O périplo de oito dias do presidente George W. Bush pelo Oriente Médio começou com discursos sobre paz e democracia e terminou com um pacote de venda de armamentos de US$ 50 bilhões - US$ 30 bilhões para seu maior aliado na região, Israel, e US% 20 bilhões para a moderada Arábia Saudita. O motivo da visita era dar um empurrão à iniciativa americana de reaproximar o governo israelense dos palestinos e tentar obter, até o fim do ano, um acordo de paz com o estabelecimento de fronteiras para um Estado palestino. Além disso, Bush engajou-se em uma tentativa de isolamento diplomático do Irã, que os países árabes rejeitaram polidamente.

Em seu último ano de mandato, Bush não tem mais força alguma no Congresso e pouco pode fazer para consertar a sua inoperância, ou franco apoio a Israel, exibidos nos sete anos anteriores. Toda tentativa de aproximar israelenses e palestinos, porém, merecem ser exploradas e o presidente americano, durante a viagem, foi mais uma vez explícito ao dizer ao premiê israelense, Ehud Olmert, que deveriam cessar os assentamentos judaicos na Cisjordânia. Eles não só continuaram, como Israel se engajou em ataques à faixa de Gaza, dominada pelo Hamas, que mataram mais de duas dezenas de palestinos. E o Hamas, adversário da Autoridade Palestina, de Mahmoud Abbas, revidou com dezenas de foguetes contra cidades israelenses.

No dia em que Bush deixava a região, o governo de Olmert se viu ainda mais perto do precipício, com a saída do partido Yisrael Beiteinu da coalizão governista, em protesto contra as conversações de paz com os palestinos. Além da popularidade baixíssima, Olmert viu diminuir o número de sua base de apoio de 78 para 67 deputados, de um total de 120. O premiê está agora nas mãos do ultra-ortodoxo Shas, que tem 12 cadeiras, para se manter no poder e não é certo que o consiga. Para piorar as coisas, será divulgado até o fim do mês relatório do comitê que avaliou a desastrosa invasão do Líbano no ano passado, que trará fortes críticas à sua atuação.

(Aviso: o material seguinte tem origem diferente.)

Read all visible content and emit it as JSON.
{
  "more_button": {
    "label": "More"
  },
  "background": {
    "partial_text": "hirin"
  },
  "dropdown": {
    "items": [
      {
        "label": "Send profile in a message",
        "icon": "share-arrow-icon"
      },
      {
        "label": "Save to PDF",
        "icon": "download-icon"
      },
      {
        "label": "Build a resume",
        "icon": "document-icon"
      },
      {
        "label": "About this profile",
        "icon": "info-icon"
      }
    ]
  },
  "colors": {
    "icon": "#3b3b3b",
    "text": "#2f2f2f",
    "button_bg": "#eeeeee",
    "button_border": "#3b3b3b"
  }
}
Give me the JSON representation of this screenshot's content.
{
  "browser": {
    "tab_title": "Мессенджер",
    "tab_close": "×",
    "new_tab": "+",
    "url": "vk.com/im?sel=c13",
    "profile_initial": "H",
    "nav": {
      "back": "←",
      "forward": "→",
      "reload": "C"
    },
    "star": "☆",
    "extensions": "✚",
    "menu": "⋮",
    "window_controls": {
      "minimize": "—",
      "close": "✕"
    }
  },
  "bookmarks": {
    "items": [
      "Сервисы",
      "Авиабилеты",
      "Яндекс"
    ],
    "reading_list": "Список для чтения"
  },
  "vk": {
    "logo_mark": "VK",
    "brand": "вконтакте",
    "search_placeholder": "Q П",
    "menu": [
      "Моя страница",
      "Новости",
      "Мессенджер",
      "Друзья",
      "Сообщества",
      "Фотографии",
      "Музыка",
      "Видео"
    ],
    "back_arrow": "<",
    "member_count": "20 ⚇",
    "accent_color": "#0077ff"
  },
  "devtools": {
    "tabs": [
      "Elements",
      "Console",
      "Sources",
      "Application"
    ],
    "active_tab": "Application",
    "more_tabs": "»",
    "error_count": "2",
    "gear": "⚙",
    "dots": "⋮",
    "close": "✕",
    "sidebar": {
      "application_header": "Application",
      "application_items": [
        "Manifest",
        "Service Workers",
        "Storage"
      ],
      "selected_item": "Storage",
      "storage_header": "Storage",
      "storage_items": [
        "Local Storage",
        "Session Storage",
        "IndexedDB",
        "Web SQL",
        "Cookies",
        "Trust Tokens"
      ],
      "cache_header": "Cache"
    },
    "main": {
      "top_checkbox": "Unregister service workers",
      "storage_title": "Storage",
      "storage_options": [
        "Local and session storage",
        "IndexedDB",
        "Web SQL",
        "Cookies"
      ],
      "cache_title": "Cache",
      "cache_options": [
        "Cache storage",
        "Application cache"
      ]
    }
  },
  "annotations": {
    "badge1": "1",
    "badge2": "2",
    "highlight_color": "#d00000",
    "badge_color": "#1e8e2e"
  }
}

A bandeira da democracia no Oriente Médio - slogan de Bush para reunir todo o apoio do povo americano para a aventura guerreira no Iraque -, foi recolhida pouco tempo depois. Na viagem, teve papel subalterno nos discursos de Bush, que deu uma leve estocada na ditadura egípcia de Hosni Mubarak - nada que afetasse, porém, os US$ 2 bilhões anuais de ajuda americana ao país. Há três décadas no poder, Mubarak realizou eleições pela primeira vez para sua sucessão, mas antes tomou a precaução de trancafiar na cadeia centenas de opositores e para lá enviar o principal candidato da oposição nas urnas.

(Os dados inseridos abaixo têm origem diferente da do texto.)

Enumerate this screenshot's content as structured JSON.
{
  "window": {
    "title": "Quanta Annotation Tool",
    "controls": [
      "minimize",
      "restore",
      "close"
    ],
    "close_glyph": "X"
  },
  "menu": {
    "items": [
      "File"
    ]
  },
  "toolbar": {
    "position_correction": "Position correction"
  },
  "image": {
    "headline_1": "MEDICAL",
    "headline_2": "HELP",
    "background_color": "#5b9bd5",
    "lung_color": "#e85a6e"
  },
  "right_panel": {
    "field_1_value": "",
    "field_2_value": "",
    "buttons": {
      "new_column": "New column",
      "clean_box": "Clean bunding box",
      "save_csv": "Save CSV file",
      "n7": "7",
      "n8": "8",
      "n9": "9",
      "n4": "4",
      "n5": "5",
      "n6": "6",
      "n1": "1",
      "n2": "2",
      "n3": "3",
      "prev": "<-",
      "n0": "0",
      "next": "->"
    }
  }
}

Um exemplo acabado do retrocesso na cruzada democrática de Bush foi dado ainda durante a sua visita: atentados à bomba em Beirute. O Líbano está sem presidente há quatro meses, sem que haja acordo firme para colocar de pé um novo gabinete. Forças pró-sírias e o Hezbollah, apoiado também pelos iranianos, insistem em ter um número suficiente de ministros que signifique na prática o direito de veto sobre ações do governo, e encontra a oposição de forças pró-ocidentais, encabeçadas por Saad Hariri, A "revolução do cedro", que levou à saída dos soldados sírios do Líbano, ficou definitivamente para trás. Símbolo do impasse e impotência políticas, há consenso para colocar na presidência o comandante das Forças Armadas do país - uma lição à luz do dia da emergência do bonapartismo em situações de crise aguda.

Novos lances para a paz na região provavelmente ficarão para depois da eleição presidencial americana. A permanência de governos fracos e acuados do lado israelense e palestino é um grande obstáculo para que as negociações avancem, sem contar o pouco interesse dos EUA em que Israel faça concessões. Pesquisas indicam que o Kadima, de Olmert, será batido se houver eleições, o que indica a volta do pêndulo para a ultra-direita no país. E nada indica que o Hamas se convencerá facilmente a se perfilar ao lado de Mahmoud Abbas na Autoridade Palestina. Abbas contava com avanços de Israel para isolar politicamente o Hamas, mas o governo israelense sistematicamente sepultou suas esperanças. Resta a possibilidade, sempre presente no Oriente Médio, de que mudanças ocorram - para pior.